Why does this principle of understanding the need over the problem apply in an extraordinary way in an organizational environment aka the business world?

Well, in an organization, by definition, there will be a myriad of perspectives. Asking a question about a certain issue to multiple people will most likely present you with as many perspectives as people you asked. As agile coaches and consultants, we try to remain as neutral as possible, which would mean not taking a side, and also not buying into one vs. the other perspective.

If we now ask about a problem, in order to understand how we could intervene, we’re faced with this multitude of perspectives and aspects of the issue at hand. While that may open the door to understanding, it will not directly open the door to action. Asking about what is needed however might be a first enablement, if to nothing else, then at least towards going this road towards the what without us the next time around.

Why should we not dig into the problem endlessly?

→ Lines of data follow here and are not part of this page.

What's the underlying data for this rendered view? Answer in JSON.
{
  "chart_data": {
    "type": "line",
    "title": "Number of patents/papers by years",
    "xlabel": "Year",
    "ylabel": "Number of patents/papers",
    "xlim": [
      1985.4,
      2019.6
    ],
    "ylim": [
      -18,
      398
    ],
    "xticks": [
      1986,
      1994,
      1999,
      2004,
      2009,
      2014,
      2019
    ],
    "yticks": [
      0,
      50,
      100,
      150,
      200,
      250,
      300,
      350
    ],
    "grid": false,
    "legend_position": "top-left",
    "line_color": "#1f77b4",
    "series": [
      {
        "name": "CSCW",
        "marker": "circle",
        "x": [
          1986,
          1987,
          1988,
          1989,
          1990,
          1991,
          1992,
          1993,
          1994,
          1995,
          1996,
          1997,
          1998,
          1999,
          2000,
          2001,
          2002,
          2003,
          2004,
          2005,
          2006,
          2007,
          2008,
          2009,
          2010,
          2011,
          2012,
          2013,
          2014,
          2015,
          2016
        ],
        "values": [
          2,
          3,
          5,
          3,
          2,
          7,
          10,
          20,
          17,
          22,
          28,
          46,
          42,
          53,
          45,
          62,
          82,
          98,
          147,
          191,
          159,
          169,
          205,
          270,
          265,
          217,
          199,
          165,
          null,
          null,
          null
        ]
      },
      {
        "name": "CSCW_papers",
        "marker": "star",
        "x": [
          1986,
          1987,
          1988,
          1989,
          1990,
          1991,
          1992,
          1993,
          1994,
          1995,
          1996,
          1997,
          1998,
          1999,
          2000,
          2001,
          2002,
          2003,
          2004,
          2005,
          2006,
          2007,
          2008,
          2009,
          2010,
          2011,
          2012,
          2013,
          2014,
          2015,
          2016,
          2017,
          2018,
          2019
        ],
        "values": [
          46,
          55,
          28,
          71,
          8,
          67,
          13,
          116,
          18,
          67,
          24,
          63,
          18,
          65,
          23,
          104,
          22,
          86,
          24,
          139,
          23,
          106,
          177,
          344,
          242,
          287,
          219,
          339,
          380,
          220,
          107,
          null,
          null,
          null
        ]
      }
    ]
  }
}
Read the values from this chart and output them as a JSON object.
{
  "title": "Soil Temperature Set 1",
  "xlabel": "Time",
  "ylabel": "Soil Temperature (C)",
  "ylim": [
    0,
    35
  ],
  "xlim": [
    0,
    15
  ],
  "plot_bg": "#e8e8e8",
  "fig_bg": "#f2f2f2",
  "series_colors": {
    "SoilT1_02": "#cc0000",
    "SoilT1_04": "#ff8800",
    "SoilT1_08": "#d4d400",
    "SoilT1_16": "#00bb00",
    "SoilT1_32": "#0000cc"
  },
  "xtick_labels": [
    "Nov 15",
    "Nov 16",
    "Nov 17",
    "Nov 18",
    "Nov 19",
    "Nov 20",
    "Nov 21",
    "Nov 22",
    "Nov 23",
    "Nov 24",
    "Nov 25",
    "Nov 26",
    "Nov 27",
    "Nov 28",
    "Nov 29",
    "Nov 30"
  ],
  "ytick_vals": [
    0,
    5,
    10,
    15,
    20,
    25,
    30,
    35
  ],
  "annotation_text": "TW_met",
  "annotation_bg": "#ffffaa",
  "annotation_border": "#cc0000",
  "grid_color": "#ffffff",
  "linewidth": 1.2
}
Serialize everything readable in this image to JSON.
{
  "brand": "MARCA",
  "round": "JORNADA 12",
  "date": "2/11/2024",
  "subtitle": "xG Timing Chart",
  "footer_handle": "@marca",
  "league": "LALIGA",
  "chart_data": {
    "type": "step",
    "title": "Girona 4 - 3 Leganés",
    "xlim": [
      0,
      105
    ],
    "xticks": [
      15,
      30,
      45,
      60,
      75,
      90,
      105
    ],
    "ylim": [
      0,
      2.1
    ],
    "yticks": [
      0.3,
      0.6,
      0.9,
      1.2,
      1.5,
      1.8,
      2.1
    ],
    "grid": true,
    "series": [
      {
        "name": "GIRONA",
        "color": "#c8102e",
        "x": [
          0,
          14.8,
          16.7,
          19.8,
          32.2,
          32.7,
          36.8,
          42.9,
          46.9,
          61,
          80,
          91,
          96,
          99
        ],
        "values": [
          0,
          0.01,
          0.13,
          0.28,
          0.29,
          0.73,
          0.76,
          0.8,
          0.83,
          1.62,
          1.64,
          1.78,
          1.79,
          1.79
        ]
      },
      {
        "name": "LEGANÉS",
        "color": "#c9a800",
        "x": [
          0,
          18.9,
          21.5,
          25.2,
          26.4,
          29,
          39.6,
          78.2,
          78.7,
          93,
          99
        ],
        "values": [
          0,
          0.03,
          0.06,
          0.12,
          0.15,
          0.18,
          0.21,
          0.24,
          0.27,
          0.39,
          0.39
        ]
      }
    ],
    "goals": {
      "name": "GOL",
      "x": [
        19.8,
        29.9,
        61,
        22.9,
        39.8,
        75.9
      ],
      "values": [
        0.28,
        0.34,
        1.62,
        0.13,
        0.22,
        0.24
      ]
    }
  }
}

Reason A) Once we have gotten hold of the problem to solve, it might have persisted for quite a while already. Frustration might be high. And while hearing frustration can help relieve it, it is not news and will not lead us toward the future. We cannot change what has come before us. What we should therefore focus on, is obviously the future. Which is need fulfillment for as many stakeholders of said problem as possible.

Reason B) Well, problems change. Like particles, the minute we start observing them, they are most likely moving. Because most of the time, asking questions and thus initiating a thought process, most humans will by themselves begin small behavioral changes. If we do not factor behavioral changes into our intervention plans, people that are already doing something might feel unheard, unseen, and most likely unappreciated for making an effort. Which is not in our or anybody’s interest.

And Reason C) Additionally, let’s keep following the agile principle of working product over documentation. Of course, it is lovely to have fully documented (with additional drawings) what the problem is, it might be more helpful though to have a working solution or even the start of it.

And how do we get there?

My personal opinion is that behind every problem statement, there is a need. The same way, in Design Thinking, we formulate a challenge in order to then turn to the user and dig into what their needs might be - and out of those needs, move towards a brainstorming, and finally, prototypical solution.

Asking non-violent communication, there is a very limited list of basic needs. As a first step, this list might be consulted as a helping hand and identifier, in order to then specify e.g. the need for connection as to connection with who, in what form and frequency, and to what extent.

The magic of agile coaches is hearing or crystallizing those needs and then confirming them with the parties involved in order to develop formats that can condense needs into aligned action.

So, to end with a quotable answer: all we need to know about problems is the unfulfilled need they have emerged to give a voice to.